Around 0930 local on Monday, 12 march 2007 a large recently molten metal object, about the size of a deck of cards, smashed through the windows and blinds of a Bloomington Illinois home and embedded itself in a computer desk. When the lady of the house, Dee Riddle, heard the breaking glass, she thought her bedroom mirror must have shattered. Without checking it, scientists from Illinois State University said that it must be a meteorite. The last known meteorite to strike Bloomington was back in the 1930's.

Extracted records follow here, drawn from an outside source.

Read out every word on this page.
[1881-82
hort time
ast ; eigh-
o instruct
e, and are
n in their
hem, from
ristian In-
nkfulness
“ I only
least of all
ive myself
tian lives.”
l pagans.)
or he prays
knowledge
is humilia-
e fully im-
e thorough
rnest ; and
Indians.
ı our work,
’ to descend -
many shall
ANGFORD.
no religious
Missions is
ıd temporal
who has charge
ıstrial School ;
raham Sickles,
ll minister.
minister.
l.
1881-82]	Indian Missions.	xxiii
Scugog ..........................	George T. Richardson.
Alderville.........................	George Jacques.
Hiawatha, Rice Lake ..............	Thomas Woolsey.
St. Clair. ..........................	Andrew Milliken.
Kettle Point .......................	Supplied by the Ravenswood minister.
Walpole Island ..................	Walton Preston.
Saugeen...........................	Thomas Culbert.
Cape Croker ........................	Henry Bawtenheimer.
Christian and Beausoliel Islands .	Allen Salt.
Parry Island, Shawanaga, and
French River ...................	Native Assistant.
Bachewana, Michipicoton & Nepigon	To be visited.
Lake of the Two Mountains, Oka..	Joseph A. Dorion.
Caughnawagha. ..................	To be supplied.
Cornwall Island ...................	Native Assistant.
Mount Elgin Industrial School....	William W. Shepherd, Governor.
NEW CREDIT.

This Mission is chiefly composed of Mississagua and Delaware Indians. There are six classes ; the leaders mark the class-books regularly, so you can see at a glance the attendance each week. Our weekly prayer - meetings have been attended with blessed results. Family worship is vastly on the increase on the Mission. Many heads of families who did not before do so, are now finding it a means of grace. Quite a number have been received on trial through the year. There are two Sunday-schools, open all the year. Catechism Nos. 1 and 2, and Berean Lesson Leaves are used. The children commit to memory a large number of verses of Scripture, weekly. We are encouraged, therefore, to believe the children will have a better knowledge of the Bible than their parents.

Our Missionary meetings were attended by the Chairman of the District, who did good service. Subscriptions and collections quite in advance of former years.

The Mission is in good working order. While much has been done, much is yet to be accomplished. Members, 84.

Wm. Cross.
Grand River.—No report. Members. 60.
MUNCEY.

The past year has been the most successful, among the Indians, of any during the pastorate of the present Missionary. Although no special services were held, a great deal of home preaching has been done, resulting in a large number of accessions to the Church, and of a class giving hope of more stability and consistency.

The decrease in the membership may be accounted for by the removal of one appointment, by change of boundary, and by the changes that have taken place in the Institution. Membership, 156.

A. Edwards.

Scientists from the U.S. Geological Survey's meteorite center in Flagstaff, Arizona are working to analyze the object which, from imagery, appears to be similar to an end-squashed tin-can folded in on itself, but seems very solid in density (which it would have to be if it wasn't to burn up completely on re-entry).
In Air Safety Week on 12 March ("
To Set Alight a Satellite") we reported on the increased number of sightings of fiery re-entry by pilots world-wide. This follows on from two recent space debris creating events in Low Earth Orbit. The first was the 11 Jan 07 destruction by China of an old weather satellite - using a Medium Range Ballistic Missile from the Xichang Center in Sichuan Province. The second was the 19 Feb 07 fiery rupture of fuel-tanks on the Russian Briz-M rocket that had been placed into a defective orbit last year.
The rain in Spain might fall mainly on the plains, however the rain from space can fall precipitatively anywhere.